Валерий Яковлевич Брюсов - все стихи автора. Страница 4

Найдено стихов - 336

Валерий Яковлевич Брюсов

К скамье у мраморной цистерны

К скамье у мраморной цистерны
Я направлял свой шаг неверный
Но не дошел, но изнемог
И вдалеке упал на мох.

Там у бассейна в перебранке
Толпились стройные гречанки,
Но мой напрасный стон для них
Был слишком чужд и слишком тих.

Как будто боль затихла в ране,
Но мой язык застыл в гортани,
И мне святынею тогда
Была студеная вода.

Пытался встать я, но напрасно.
Стонал — все было безучастно.
И мне казалось: я иду
В каком-то призрачном саду.

Цветут каштаны, манят розы,
Порхают светлые стрекозы,
И перед роскошью куртин
Бесстрастно дышит бальзамин.

А вместе с тем — воды ни капли!
Колодцы видимо иссякли,
И, русла обнажив свои,
Пленяют камнями ручьи.

И мучим жаждою палящей,
Брожу я по тернистой чаще.
Вот снова в пытке изнемог,
Опять упал на мягкий мох.

Что мне до всех великолепий!
Мой сад без влаги — хуже степи!
Воды! воды! — и тщетный стон
Холодным эхо повторен.

Валерий Яковлевич Брюсов

У земли

Я б хотел забыться и заснуть

Помоги мне, мать земля!
С тишиной меня сосватай!
Глыбы черные деля,
Я стучусь к тебе лопатой.

Ты всему живому — мать,
Ты всему живому — сваха!
Перстень свадебный сыскать
Помоги мне в комьях праха!

Мать, мольбу мою услышь,
Осчастливь последним браком!
Ты венчаешь с ветром тишь,
Луг с росой, зарю со мраком.

Помоги сыскать кольцо!
Я об нем без слез тоскую
И, упав, твое лицо
В губы черные целую.

Я тебя чуждался, мать,
На асфальтах, на гранитах…
Хорошо мне здесь лежать
На грядах, недавно взрытых.

Я — твой сын, я — тоже прах,
Я, как ты, — звено созданий.
Так откуда — страсть и страх,
И бессонный бред исканий?

В синеве плывет весна,
Ветер вольно носит шумы…
Где ты, дева-тишина,
Жизнь без жажды и без думы!..

Помоги мне, мать!
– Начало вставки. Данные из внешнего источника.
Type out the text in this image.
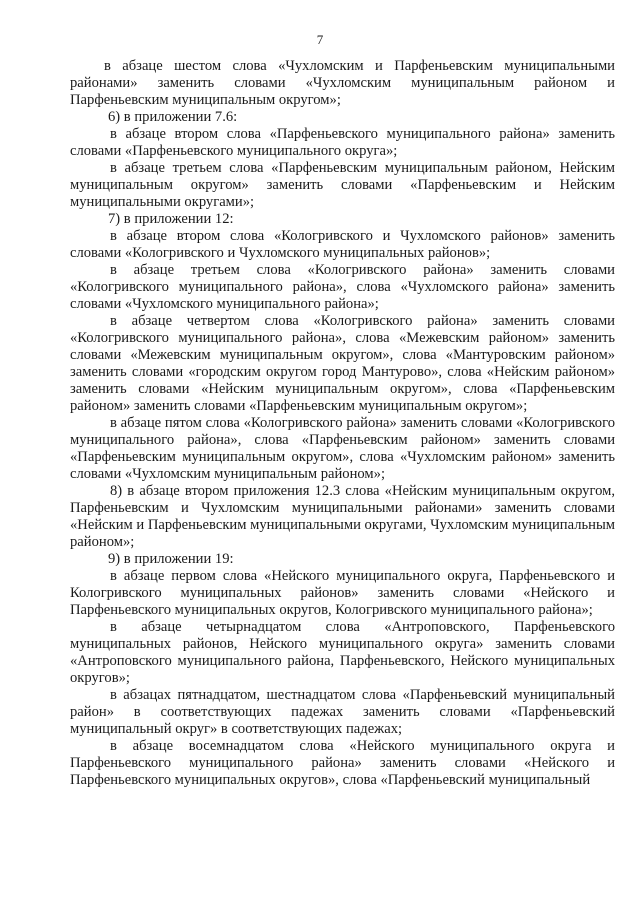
7

в абзаце шестом слова «Чухломским и Парфеньевским муниципальными районами» заменить словами «Чухломским муниципальным районом и Парфеньевским муниципальным округом»;

6) в приложении 7.6:

в абзаце втором слова «Парфеньевского муниципального района» заменить словами «Парфеньевского муниципального округа»;

в абзаце третьем слова «Парфеньевским муниципальным районом, Нейским муниципальным округом» заменить словами «Парфеньевским и Нейским муниципальными округами»;

7) в приложении 12:

в абзаце втором слова «Кологривского и Чухломского районов» заменить словами «Кологривского и Чухломского муниципальных районов»;

в абзаце третьем слова «Кологривского района» заменить словами «Кологривского муниципального района», слова «Чухломского района» заменить словами «Чухломского муниципального района»;

в абзаце четвертом слова «Кологривского района» заменить словами «Кологривского муниципального района», слова «Межевским районом» заменить словами «Межевским муниципальным округом», слова «Мантуровским районом» заменить словами «городским округом город Мантурово», слова «Нейским районом» заменить словами «Нейским муниципальным округом», слова «Парфеньевским районом» заменить словами «Парфеньевским муниципальным округом»;

в абзаце пятом слова «Кологривского района» заменить словами «Кологривского муниципального района», слова «Парфеньевским районом» заменить словами «Парфеньевским муниципальным округом», слова «Чухломским районом» заменить словами «Чухломским муниципальным районом»;

8) в абзаце втором приложения 12.3 слова «Нейским муниципальным округом, Парфеньевским и Чухломским муниципальными районами» заменить словами «Нейским и Парфеньевским муниципальными округами, Чухломским муниципальным районом»;

9) в приложении 19:

в абзаце первом слова «Нейского муниципального округа, Парфеньевского и Кологривского муниципальных районов» заменить словами «Нейского и Парфеньевского муниципальных округов, Кологривского муниципального района»;

в абзаце четырнадцатом слова «Антроповского, Парфеньевского муниципальных районов, Нейского муниципального округа» заменить словами «Антроповского муниципального района, Парфеньевского, Нейского муниципальных округов»;

в абзацах пятнадцатом, шестнадцатом слова «Парфеньевский муниципальный район» в соответствующих падежах заменить словами «Парфеньевский муниципальный округ» в соответствующих падежах;

в абзаце восемнадцатом слова «Нейского муниципального округа и Парфеньевского муниципального района» заменить словами «Нейского и Парфеньевского муниципальных округов», слова «Парфеньевский муниципальный
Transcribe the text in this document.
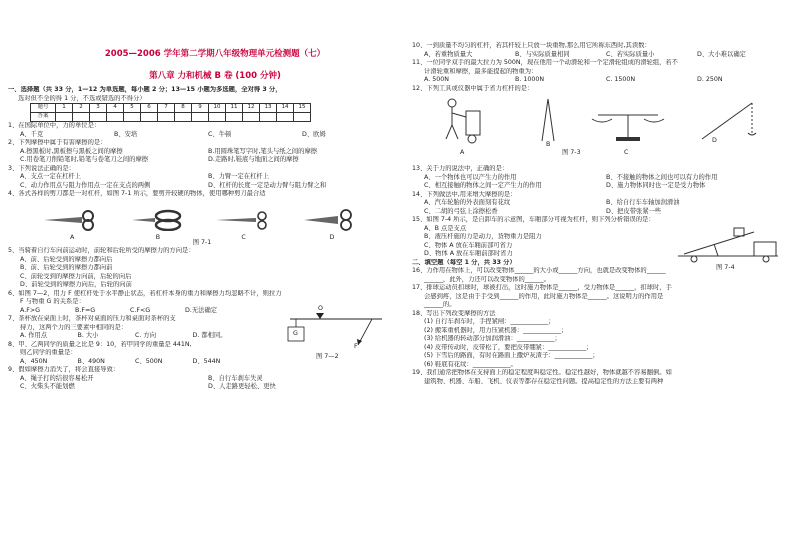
2005—2006 学年第二学期八年级物理单元检测题（七）
第八章 力和机械 B 卷 (100 分钟)
一、选择题（共 33 分，1—12 为单选题，每小题 2 分；13—15 小题为多选题，全对得 3 分，
选对但不全的得 1 分，不选或错选的不得分）
题号	1	2	3	4	5	6	7	8	9	10	11	12	13	14	15
答案															
1、在国际单位中，力的单位是：
A、千克	B、安培	C、牛顿	D、欧姆
2、下列摩擦中属于有害摩擦的是：
A.擦黑板时,黑板擦与黑板之间的摩擦	B.用圆珠笔写字时,笔头与纸之间的摩擦
C.用卷笔刀削铅笔时,铅笔与卷笔刀之间的摩擦	D.走路时,鞋底与地面之间的摩擦
3、下列说法正确的是：
A、支点一定在杠杆上	B、力臂一定在杠杆上
C、动力作用点与阻力作用点一定在支点的两侧	D、杠杆的长度一定是动力臂与阻力臂之和
4、各式各样的剪刀都是一对杠杆，如图 7-1 所示，要剪开较硬的物体，使用哪种剪刀最合适
A	B	C	D
图 7-1
5、当骑着自行车向前运动时，前轮和后轮所受的摩擦力的方向是：
A、前、后轮受到的摩擦力都向后
B、前、后轮受到的摩擦力都向前
C、前轮受到的摩擦力向前，后轮的向后
D、前轮受到的摩擦力向后，后轮的向前
6、如图 7—2，用力 F 使杠杆处于水平静止状态，若杠杆本身的重力和摩擦力均忽略不计，则拉力
F 与物重 G 的关系是：
A.F>G	B.F=G	C.F<G	D.无法确定
7、茶杯放在桌面上时，茶杯对桌面的压力和桌面对茶杯的支
持力，这两个力的三要素中相同的是：
A. 作用点	B. 大小	C. 方向	D. 都相同。
8、甲、乙两同学的质量之比是 9：10，若甲同学的重量是 441N,
则乙同学的重量是：
A、450N	B、490N	C、500N	D、544N
O
G
F
图 7—2
9、假如摩擦力消失了，将会直接导致：
A、绳子打的结很容易松开	B、自行车刹车失灵
C、火柴头不能划燃	D、人走路更轻松、更快
10、一到质量不均匀的杠杆，若其杆较上只放一块重物,那么用它所称东西时,其读数：
A、若重物质量大	B、与实际质量相同	C、若实际质量小	D、大小难以确定
11、一位同学双手的最大拉力为 500N，现在他用一个动滑轮和一个定滑轮组成的滑轮组，若不
计滑轮重和摩擦，最多能提起的物重为：
A. 500N	B. 1000N	C. 1500N	D. 250N
12、下列工具或仪器中属于省力杠杆的是：
A
B
图 7-3	C
D
13、关于力的说法中，正确的是：
A、一个物体也可以产生力的作用	B、不接触的物体之间也可以有力的作用
C、相互接触的物体之间一定产生力的作用	D、施力物体同时也一定是受力物体
14、下列做法中,用来增大摩擦的是：
A、汽车轮胎的外表面刻有花纹	B、给自行车车轴加润滑油
C、二胡的弓弦上涂擦松香	D、把皮带张紧一些
15、如图 7-4 所示，是自卸车的示意图，车厢部分可视为杠杆，则下列分析错误的是：
A、B 点是支点
B、液压杆施的力是动力，货物重力是阻力
C、物体 A 放在车厢前部可省力
D、物体 A 放在车厢前部时省力
图 7-4
二、填空题（每空 1 分，共 33 分）
16、力作用在物体上，可以改变物体______的大小或______方向，也就是改变物体的______
______，此外，力还可以改变物体的______。
17、排球运动员扣球时，球被打出，这时施力物体是______，受力物体是______，扣球时，手
会感到疼，这是由于手受到______的作用，此时施力物体是______。这说明力的作用是
______的。
18、写出下列改变摩擦的方法
(1) 自行车刹车时，手捏紧闸：____________；
(2) 搬笨重机器时，用力压紧机器：____________；
(3) 给机器的转动部分加润滑油：____________；
(4) 皮带传动时，皮带松了，要把皮带绷紧：____________；
(5) 下雪后的路面，有时在路面上撒炉灰渣子：____________；
(6) 鞋底有花纹：____________。
19、我们通常把物体在支持面上的稳定程度叫稳定性。稳定性越好，物体就越不容易翻倒。如
建筑物、机器、车船、飞机、仪表等都存在稳定性问题。提高稳定性的方法主要有两种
К тебе
Я стучусь с последней силой!
Или ты, в ответ мольбе,
Обручишь меня с могилой?

Валерий Яковлевич Брюсов

Две малайские песни

Белы волны на побережьи моря,
Днем и в полночь они шумят.
Белых цветов в поле много,
Лишь на один из них мои глаза глядят.

Глубже воды в часы прилива,
Смелых сглотнет их алчная пасть.
Глубже в душе тоска о милой,
Ни днем, ни в полночь мне ее не ласкать.

На небе месяц белый и круглый,
И море под месяцем пляшет, пьяно.
Лицо твое — месяц, алы — твои губы,
В груди моей сердце пляшет, пьяно.

12 ноября 1909

Ветер качает, надышавшийся ча́мпаком,
Фиги, бананы, панданы, кокосы.
Ведут невесту подруги с лампами,
У нее руки в запястьях, у нее с лентами косы.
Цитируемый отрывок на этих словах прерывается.